El propósito de recuperar las esencias acompaña a Metallica desde hace un par de décadas, y Hardwired… to self-destruct, su nuevo disco, representa el intento más certero de acercarse a ese objetivo y recuperar la excitación que envolvió sus primeras obras, en los albores del thrash metal, a mediados de los 80. Con ese nuevo material y una amplia selección de clásicos el grupo californiano ha regresado a España para ofrecer dos conciertos en Madrid (días 3 y 5 de febrero) y a Barcelona, donde nueve años después de su última visita actúa hoy hoy en el Palau Sant Jordi.

Mientras otras bandas con historia apenas tocan material reciente en sus giras, Metallica defiende con orgullo la nueva obra: siete de las 18 canciones del repertorio de cada noche suelen proceder de ella, mientras que el resto se apuntala en el periodo central de su carrera, 1983-91. Años de eclosión de su metal extremo, desde el thrash despiadado de Seek & destroy, de su primer álbum, Kill ‘em all, hasta el sonido más matizado de Enter sandman, de su trabajo más vendedor, el conocido como Black album. Ese es, precisamente, el periodo en el que se centra el libro Nacer-crecer-Metallica-morir, volumen I, de los periodistas británicos Paul Brannigan e Ian Winwood, publicado originalmente en el 2013 y que acaba de sacar en castellano la editorial Malpaso (traducción de Ezequiel Martínez Llorente).

La salvación del metal

Un volumen que ahonda en las raíces de esta banda, anunciada por los autores, de un modo un tanto debatible, como «la más importante del rock desde Led Zeppelin», una formación cuyo carburante fue «la comunidad, la creencia en uno mismo, la persecución de los sueños y el dominio total de un género musical hasta hacerlo propio». El relato desprende cierta épica en torno a los muchachos de arrabal que acceden al star system gracias a la creencia en sus posibilidades y el trabajo duro. La banda fue «una salida, una terapia o una salvación» para el joven James Hetfield, que canalizó su amargura existencial inspirándose primero en los lúgubres semitonos de Black Sabbath y, luego, en la New Wave of British Heavy Metal surgida en el Reino Unido. De ahí, el grupo se fijó, sobre todo, en una reivindicable banda segundona, Diamond Head.

Para alzar el vuelo, Metallica tuvo que abandonar Los Ángeles, ciudad retratada como frívola y competitiva y, en cuestiones metaleras, dominada por los brillos pos-glam de grupos a los que despreciaba, como Mötley Crüe. Todavía con Dave Mustaine en sus filas (posteriormente al frente de Megadeth), descrito como un tipo cuyo ego hacía necesario ensanchar las puertas del garaje en el que ensayaban para que pudiera entrar, los chicos se desplazaron a la Bay Area de San Francisco, donde vivía el bajista de sus sueños, el malogrado Cliff Burton.

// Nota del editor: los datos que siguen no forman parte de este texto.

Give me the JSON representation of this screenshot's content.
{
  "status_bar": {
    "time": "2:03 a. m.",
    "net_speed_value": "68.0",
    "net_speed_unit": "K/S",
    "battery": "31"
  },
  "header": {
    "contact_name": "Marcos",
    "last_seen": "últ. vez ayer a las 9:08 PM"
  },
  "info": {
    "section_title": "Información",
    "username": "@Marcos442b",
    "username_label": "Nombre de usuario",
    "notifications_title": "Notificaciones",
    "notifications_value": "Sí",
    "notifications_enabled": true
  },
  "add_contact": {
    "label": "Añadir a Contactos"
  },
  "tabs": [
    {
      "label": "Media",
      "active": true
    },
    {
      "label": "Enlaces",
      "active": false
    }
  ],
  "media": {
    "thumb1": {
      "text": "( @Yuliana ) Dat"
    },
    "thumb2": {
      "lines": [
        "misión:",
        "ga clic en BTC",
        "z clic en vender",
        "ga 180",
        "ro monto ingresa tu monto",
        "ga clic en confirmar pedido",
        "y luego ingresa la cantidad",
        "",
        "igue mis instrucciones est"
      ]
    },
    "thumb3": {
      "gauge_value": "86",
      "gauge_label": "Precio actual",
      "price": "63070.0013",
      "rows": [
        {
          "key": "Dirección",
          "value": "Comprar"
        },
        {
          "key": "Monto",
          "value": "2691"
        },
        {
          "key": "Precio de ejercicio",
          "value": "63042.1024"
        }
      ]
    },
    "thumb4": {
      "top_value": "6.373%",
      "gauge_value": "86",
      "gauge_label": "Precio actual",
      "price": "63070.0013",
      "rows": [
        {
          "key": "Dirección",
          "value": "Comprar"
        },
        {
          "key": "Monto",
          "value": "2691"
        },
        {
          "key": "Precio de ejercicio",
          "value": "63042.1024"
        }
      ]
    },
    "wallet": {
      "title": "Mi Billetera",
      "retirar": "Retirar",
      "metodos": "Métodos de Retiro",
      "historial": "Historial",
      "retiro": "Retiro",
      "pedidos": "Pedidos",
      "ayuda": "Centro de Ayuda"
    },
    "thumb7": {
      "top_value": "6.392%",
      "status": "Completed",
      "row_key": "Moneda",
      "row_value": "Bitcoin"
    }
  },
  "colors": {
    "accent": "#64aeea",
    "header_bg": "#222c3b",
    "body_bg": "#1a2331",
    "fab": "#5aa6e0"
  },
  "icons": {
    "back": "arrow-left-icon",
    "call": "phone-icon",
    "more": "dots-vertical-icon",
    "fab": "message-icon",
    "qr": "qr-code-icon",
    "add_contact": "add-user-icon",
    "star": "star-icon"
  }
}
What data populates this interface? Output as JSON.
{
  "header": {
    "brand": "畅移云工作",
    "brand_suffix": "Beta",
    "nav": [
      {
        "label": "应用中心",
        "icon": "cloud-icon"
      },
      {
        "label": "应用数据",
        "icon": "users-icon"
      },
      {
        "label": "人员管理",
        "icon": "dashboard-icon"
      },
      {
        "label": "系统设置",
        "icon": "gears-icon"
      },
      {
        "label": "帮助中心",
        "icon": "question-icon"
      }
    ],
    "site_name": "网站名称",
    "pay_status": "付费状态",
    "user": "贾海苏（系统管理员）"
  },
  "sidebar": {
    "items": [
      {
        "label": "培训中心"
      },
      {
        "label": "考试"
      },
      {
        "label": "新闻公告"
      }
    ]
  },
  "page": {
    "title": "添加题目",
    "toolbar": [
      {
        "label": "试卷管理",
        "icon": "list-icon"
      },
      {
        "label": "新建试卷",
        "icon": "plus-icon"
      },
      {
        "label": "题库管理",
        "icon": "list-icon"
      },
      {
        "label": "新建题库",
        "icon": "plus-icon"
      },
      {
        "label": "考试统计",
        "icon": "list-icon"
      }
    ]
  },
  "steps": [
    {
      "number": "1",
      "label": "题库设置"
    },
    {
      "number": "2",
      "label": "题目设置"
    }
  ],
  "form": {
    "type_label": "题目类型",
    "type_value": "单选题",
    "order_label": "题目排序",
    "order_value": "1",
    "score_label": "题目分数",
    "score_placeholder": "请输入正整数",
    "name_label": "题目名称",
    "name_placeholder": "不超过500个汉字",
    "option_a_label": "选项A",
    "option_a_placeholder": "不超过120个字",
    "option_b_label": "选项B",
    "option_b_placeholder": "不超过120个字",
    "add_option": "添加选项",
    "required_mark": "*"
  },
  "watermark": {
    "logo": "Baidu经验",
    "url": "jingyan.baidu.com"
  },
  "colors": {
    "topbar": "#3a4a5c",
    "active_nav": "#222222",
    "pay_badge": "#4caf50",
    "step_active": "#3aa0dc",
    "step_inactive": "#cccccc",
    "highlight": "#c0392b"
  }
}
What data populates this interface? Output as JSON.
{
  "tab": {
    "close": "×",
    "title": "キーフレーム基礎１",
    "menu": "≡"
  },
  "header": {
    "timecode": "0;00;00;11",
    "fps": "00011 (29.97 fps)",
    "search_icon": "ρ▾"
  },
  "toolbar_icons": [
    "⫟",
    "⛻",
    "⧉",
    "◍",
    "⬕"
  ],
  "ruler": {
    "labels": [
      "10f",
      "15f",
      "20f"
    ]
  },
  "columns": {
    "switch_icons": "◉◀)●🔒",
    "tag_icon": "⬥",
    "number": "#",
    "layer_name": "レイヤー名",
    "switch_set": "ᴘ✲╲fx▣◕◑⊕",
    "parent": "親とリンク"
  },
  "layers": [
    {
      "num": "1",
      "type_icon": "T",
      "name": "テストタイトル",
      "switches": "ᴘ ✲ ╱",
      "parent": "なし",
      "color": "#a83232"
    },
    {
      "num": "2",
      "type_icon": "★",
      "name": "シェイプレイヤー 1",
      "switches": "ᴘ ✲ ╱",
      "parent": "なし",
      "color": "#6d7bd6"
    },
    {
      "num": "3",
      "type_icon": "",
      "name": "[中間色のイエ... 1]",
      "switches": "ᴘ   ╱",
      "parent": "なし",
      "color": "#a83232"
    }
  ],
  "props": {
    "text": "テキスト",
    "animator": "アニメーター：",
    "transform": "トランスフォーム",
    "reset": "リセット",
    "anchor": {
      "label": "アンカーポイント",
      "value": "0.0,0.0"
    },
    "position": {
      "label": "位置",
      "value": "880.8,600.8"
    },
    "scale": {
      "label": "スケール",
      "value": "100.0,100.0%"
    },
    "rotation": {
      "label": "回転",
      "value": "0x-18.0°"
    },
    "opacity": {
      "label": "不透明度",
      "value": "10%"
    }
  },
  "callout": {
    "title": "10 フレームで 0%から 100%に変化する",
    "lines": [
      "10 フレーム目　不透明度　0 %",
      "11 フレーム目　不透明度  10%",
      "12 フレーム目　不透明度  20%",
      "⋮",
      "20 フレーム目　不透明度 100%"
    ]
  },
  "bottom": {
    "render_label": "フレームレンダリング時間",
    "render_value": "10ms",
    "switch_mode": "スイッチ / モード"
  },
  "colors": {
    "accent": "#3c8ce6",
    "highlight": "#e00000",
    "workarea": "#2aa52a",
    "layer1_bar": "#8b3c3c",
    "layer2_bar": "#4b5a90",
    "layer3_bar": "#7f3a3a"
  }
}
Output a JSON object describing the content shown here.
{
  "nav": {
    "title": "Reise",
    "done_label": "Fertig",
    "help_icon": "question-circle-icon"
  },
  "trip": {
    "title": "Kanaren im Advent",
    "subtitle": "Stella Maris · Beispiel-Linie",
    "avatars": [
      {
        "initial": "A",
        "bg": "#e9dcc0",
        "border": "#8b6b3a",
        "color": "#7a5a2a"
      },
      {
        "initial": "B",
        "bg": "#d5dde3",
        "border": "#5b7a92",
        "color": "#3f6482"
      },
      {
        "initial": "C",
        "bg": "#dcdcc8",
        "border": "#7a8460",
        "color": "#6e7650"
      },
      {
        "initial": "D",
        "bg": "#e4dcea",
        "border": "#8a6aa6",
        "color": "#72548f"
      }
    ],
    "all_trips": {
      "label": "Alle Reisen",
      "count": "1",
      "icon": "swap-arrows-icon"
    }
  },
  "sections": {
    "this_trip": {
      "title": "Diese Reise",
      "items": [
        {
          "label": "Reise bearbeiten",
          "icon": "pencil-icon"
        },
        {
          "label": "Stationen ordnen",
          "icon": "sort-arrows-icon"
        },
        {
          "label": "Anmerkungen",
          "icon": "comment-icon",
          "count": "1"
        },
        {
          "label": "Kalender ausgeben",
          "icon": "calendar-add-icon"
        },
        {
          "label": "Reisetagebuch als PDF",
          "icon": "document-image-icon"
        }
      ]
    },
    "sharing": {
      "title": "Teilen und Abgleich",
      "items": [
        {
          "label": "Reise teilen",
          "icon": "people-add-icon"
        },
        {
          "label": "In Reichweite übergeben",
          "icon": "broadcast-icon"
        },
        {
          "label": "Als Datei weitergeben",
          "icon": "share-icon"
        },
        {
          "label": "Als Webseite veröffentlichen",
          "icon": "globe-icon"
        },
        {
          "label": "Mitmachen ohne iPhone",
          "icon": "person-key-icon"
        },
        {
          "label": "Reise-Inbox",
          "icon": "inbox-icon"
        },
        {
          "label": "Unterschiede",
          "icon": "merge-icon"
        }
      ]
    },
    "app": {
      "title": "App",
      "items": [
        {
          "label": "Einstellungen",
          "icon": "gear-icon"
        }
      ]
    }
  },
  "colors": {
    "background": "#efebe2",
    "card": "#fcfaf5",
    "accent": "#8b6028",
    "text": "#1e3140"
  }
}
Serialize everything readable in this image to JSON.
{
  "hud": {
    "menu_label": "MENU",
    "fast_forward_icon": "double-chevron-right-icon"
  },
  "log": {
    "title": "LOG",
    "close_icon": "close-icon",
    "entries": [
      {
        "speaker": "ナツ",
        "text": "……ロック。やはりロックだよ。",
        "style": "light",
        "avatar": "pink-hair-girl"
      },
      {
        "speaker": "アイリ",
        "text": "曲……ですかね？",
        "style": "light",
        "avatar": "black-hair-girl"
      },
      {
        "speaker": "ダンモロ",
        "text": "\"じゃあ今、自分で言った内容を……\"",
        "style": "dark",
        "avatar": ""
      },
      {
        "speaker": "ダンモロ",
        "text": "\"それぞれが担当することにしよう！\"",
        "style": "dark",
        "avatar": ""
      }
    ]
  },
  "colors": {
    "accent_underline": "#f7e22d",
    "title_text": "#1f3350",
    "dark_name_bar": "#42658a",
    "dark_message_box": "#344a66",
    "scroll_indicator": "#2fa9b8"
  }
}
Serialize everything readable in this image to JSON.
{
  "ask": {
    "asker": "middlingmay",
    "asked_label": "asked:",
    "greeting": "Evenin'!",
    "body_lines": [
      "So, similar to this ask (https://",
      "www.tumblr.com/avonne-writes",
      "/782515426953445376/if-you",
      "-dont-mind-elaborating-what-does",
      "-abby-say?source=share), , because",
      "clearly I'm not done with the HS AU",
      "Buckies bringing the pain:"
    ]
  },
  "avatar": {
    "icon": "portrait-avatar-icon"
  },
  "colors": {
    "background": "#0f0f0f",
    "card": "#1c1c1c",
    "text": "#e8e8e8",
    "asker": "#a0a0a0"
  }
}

Con él, Metallica (nombre felizmente seleccionado frente a opciones como Bigmouth and Friends), comenzó su escalada hacia las nuevas cumbres del metal extremo, elogiadas por Brannigan y Winwood aun sin escatimar ciertas alegaciones: la letra, por ejemplo, de la totémica Creeping death, una canción que la banda tocó este pasado lunes en Madrid, «es obtusa como un pedrusco».

Cierta sección del libro quizá hiera sensibilidades: cuando Metallica ya estaba arriba, las fans ya no son fans sino «mujerzuelas» que los pipas reclutaban en los conciertos para que pudieran «conocer» a la banda. A cambio de un pase de backstage se esperaba «algún tipo de reciprocidad». Escenas entre bambalinas como las vividas en una edición del festival Monsters of Rock. «Bajamos del escenario, y en las duchas había diez tías con jabón y champú», recuerda Lars Ulrich. Si algunas permanecían vestidas, «se les decía que o se ponían a ello o ya podían largarse».

A esta altura del volumen, a punto de alcanzar la cima de reconocimiento del Black album, Metallica ya parecía hacer honor al lema de las camisetas que imprimiría en su show de Milton Keynes (Reino Unido), en 1993, y que da título al libro: Birth-school-Metallica-death. La banda, colocándose así al nivel de los hechos más determinantes de la existencia e identificando su posición nihilista con la vida misma. Después de Metallica, solo queda la muerte.